Chickpea Patty, Roasted Broccoli and Mashed Potatoes

 

Chickpea Patty, Roasted Broccoli, and Mashed Potatoes


Ingredients

Potatoes

  • 5 Large Potatoes, Cut up into large slices
  • 1/3 Cup Vegenaise
  • 1 Cup Unsweetened Plant Milk
  • 1 Tbsp Vegan Butter (optional)
  • Salt and Pepper to taste

Broccoli

  • 1 Bag Frozen Broccoli or Two heads of fresh Broccoli
  • 1 Tbsp Olive Oil
  • Salt and Pepper to taste

Chickpea Patties

  • 1 Can Chickpeas (Be sure to buy BPA free, or buy dry garbanzo beans and cook in crockpot)
  • 1 Tbsp Tamari or Soy Sauce
  • 1/4 Cup Water
  • 2 Tsp Curry
  • 1 Tbsp Favorite Italian Seasoning I love Trader Joe's 21 Season Salute
  • 1 Cloves Garlic Finely minced
  • 1/4 Cup Vital Wheat Gluten
  • 1/3 Cup Bread Crumbs
  • 2 Tbsp Olive Oil

Instructions

  1. Preheat oven to 450º

Mashed Potatoes

  1. Boil Potatoes until soft (about 20 minutes). Drain. Add all ingredients and smash with a potato masher or mixer. If you buy organic, you can leave the skins on, if not, be sure to peel. 

Roasted Broccoli

  1. While your potatoes are boiling, Preheat oven to 450º. Lay the broccoli evenly on a metal pan. Drizzle olive oil over broccoli and salt and pepper to desired taste. Cook for about 20 minutes until edges are crispy. If you are using frozen broccoli, cooking time will take a little longer. 

Chickpea Patties

  1. In a large bowl mash up the chickpeas with the soy sauce. Add the curry, 21 seasons, garlic, wheat gluten, bread crumbs. Add water until you get the texture you'd like. You don't want them too dry, but not so wet that they won't stick together. Stir with a fork and then dig in and mix it up with your hands for 3 minutes. Then take a handful or whatever size you want the patties to be and work each one in your hand for another minute.

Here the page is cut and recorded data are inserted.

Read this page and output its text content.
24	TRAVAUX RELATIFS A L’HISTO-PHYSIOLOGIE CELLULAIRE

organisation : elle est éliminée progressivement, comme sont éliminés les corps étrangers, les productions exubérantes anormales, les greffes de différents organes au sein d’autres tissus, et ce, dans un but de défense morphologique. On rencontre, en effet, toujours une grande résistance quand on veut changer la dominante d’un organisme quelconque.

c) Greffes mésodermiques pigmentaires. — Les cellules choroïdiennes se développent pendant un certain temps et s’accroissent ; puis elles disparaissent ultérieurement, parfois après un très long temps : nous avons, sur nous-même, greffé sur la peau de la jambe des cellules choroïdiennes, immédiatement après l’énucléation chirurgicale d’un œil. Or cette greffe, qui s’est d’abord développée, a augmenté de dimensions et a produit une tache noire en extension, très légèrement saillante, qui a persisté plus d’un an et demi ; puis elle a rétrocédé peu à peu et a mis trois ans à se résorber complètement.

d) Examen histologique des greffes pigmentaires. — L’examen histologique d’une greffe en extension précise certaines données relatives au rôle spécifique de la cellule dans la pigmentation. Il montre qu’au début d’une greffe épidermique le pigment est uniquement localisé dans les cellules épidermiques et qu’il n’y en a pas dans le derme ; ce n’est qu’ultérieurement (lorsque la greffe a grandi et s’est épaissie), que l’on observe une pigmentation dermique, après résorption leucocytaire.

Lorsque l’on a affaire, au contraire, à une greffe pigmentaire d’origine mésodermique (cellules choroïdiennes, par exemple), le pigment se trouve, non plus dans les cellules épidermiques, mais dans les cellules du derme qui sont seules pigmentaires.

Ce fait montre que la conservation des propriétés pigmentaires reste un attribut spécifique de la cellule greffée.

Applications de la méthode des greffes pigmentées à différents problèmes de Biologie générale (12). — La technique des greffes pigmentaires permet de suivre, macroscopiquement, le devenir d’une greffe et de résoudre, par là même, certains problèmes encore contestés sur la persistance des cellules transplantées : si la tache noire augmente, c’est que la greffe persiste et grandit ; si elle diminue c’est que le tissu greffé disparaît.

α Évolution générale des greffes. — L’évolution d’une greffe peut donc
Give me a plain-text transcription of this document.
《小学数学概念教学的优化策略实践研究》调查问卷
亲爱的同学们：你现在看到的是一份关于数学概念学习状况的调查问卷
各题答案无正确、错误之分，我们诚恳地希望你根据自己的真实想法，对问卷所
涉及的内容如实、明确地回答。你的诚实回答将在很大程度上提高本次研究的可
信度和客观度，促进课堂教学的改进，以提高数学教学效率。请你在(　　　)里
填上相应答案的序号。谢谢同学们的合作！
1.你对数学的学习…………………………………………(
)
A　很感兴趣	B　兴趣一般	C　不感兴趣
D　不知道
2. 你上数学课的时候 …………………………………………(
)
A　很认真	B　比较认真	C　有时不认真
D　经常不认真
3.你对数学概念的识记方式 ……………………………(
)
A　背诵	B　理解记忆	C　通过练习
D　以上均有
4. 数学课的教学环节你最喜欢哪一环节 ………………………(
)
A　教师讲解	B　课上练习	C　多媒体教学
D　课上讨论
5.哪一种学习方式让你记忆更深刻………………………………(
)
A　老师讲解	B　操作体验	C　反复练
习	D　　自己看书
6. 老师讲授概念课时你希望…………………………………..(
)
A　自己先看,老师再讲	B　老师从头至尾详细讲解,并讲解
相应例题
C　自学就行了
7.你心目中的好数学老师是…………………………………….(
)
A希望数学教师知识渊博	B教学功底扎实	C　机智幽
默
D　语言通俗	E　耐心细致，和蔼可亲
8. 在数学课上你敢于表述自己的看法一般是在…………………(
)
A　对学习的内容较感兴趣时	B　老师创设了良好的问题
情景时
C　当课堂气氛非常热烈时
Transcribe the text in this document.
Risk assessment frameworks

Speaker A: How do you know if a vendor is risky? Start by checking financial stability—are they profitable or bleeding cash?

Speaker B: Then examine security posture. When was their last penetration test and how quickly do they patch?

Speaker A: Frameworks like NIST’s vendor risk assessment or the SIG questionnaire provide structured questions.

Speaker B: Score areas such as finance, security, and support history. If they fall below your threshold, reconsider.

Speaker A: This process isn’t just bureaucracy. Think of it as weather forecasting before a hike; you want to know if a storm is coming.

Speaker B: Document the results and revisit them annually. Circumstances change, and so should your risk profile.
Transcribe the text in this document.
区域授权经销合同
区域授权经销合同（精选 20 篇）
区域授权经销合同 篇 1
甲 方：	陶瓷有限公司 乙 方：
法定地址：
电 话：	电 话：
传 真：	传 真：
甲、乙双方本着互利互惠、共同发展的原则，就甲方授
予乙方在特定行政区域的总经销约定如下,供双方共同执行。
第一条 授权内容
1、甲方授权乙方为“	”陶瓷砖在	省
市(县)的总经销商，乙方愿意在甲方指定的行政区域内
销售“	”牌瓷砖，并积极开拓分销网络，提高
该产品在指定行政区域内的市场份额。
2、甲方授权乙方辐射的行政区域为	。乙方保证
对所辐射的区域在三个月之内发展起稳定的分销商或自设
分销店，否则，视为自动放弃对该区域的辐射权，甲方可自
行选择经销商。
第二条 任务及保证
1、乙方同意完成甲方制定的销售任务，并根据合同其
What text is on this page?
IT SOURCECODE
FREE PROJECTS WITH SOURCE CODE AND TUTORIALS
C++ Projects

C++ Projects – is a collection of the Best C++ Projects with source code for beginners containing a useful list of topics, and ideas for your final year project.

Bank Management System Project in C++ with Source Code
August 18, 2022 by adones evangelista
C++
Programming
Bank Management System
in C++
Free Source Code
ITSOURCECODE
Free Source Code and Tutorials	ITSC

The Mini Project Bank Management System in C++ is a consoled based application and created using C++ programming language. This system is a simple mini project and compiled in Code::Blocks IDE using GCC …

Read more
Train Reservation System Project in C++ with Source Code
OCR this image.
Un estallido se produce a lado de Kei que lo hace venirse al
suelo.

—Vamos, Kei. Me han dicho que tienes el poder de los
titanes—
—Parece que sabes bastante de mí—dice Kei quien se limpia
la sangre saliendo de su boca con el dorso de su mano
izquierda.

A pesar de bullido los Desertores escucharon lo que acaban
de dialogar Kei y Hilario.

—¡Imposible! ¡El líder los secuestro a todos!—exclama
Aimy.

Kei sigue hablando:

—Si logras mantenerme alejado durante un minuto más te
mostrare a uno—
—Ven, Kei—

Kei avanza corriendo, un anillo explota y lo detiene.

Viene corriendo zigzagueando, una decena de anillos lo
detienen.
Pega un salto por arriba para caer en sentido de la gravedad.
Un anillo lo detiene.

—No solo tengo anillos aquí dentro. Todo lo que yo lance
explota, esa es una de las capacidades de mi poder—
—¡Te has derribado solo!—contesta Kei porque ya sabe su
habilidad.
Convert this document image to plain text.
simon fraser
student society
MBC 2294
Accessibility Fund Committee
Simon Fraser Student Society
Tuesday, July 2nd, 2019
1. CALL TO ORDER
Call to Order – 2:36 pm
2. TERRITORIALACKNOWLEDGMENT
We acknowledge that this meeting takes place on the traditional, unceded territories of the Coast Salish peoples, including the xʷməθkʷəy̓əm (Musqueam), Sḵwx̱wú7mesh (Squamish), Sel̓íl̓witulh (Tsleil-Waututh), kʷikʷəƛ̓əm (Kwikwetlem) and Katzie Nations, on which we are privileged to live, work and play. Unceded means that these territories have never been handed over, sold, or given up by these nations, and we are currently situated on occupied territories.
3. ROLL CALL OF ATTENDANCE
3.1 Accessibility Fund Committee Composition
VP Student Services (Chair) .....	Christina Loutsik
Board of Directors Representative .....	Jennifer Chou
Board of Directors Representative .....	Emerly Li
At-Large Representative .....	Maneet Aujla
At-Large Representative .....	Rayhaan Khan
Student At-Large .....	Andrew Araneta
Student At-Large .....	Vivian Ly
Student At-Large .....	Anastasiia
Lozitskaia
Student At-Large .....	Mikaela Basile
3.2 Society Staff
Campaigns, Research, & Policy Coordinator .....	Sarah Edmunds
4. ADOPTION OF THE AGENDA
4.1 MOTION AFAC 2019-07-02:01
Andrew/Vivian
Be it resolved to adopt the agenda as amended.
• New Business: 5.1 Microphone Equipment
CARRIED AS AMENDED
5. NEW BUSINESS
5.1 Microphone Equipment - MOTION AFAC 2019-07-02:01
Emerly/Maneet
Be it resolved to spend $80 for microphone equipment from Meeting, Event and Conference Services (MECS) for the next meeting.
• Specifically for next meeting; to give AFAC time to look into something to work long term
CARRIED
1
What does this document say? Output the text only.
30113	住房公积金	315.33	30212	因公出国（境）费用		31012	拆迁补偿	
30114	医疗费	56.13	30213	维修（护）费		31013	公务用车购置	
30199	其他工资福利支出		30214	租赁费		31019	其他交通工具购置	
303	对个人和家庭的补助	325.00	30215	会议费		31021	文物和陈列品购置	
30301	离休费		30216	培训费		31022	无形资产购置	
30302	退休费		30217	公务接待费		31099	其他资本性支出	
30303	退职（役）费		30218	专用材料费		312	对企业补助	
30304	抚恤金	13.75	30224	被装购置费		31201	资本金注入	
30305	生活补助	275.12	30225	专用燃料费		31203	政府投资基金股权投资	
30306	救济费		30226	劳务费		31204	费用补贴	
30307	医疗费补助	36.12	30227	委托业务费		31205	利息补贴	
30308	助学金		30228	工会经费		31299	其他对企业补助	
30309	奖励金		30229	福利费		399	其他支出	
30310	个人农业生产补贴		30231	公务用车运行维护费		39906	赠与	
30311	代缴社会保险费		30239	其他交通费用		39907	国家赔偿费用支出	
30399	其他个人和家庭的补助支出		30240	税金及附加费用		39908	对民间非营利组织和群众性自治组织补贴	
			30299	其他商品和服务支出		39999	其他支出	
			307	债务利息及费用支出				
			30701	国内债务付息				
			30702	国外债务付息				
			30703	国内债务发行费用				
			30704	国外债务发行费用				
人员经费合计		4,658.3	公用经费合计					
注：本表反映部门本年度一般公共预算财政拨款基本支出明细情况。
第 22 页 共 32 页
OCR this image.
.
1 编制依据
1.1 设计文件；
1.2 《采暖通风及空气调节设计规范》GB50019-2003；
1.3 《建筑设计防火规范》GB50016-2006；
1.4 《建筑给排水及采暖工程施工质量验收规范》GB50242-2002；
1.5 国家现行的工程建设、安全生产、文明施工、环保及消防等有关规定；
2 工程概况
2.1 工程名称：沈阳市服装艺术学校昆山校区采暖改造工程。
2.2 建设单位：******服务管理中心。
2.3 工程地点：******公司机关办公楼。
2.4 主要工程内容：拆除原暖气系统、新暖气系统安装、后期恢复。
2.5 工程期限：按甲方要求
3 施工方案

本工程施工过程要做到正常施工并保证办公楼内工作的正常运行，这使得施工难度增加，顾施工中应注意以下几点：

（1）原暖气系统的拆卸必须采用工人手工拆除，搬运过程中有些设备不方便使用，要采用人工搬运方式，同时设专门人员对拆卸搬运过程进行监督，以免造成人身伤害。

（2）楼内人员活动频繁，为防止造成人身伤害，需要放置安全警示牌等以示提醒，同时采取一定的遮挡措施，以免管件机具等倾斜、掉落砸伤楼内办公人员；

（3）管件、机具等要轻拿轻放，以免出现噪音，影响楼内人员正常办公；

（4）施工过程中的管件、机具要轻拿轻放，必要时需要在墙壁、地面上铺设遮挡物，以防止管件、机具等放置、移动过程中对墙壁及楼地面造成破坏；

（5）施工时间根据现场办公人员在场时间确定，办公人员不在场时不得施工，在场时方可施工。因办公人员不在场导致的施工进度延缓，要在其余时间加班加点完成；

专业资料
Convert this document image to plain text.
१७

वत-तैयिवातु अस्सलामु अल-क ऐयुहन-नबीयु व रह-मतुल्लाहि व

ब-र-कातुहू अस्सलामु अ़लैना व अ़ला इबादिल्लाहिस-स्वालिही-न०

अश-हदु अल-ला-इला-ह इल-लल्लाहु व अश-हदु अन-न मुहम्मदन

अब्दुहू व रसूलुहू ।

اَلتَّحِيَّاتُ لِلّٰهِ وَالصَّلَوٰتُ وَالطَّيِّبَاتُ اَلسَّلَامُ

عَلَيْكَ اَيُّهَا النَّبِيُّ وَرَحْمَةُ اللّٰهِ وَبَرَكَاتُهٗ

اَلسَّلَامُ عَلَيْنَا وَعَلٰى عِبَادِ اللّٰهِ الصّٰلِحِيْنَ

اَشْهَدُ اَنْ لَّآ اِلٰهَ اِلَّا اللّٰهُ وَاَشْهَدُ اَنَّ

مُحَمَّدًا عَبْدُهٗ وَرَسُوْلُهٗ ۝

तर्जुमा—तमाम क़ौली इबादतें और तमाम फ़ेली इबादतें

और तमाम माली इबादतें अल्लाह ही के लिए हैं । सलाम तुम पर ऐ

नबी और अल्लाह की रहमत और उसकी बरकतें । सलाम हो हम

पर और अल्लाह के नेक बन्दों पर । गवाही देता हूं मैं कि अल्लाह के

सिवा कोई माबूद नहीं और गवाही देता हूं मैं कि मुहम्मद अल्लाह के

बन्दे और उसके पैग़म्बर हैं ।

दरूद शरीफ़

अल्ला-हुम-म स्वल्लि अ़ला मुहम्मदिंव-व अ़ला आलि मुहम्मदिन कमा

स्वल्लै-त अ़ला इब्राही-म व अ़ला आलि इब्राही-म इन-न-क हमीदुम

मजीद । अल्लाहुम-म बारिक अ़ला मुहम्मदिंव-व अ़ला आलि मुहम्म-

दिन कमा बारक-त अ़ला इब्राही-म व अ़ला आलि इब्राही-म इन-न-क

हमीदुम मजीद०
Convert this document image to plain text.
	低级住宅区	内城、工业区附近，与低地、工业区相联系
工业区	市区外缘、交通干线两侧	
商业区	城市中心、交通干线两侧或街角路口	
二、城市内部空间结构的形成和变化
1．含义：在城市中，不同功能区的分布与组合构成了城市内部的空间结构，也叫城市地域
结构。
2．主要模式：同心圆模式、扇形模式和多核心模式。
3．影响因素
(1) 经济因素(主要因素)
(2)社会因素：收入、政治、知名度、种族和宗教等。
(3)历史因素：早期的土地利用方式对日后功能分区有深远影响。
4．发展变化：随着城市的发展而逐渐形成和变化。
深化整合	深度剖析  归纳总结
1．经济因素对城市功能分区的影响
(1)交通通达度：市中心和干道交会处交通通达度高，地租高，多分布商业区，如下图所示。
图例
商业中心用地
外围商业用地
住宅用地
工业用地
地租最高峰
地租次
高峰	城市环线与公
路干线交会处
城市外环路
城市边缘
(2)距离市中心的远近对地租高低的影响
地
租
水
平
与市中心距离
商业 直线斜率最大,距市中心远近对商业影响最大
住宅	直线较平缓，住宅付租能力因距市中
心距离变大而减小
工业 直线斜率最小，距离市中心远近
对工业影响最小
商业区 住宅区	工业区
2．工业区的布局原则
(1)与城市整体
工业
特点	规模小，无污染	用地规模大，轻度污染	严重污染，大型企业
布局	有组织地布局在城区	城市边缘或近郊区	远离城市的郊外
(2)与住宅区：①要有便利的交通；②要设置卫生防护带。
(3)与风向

Fry them in a pan of olive oil. I like a lot of oil, but you could make it a little healthier and do less. Top with salsa. My favorite Salsa is Trader Joe's Organic Fire Roasted Salsa. 

    Gluten Free Option: Use a gluten free binder--I used a flax egg and lessened the water added to the recipe. Finely crushed tortilla chips are a good replacer for the bread crumbs.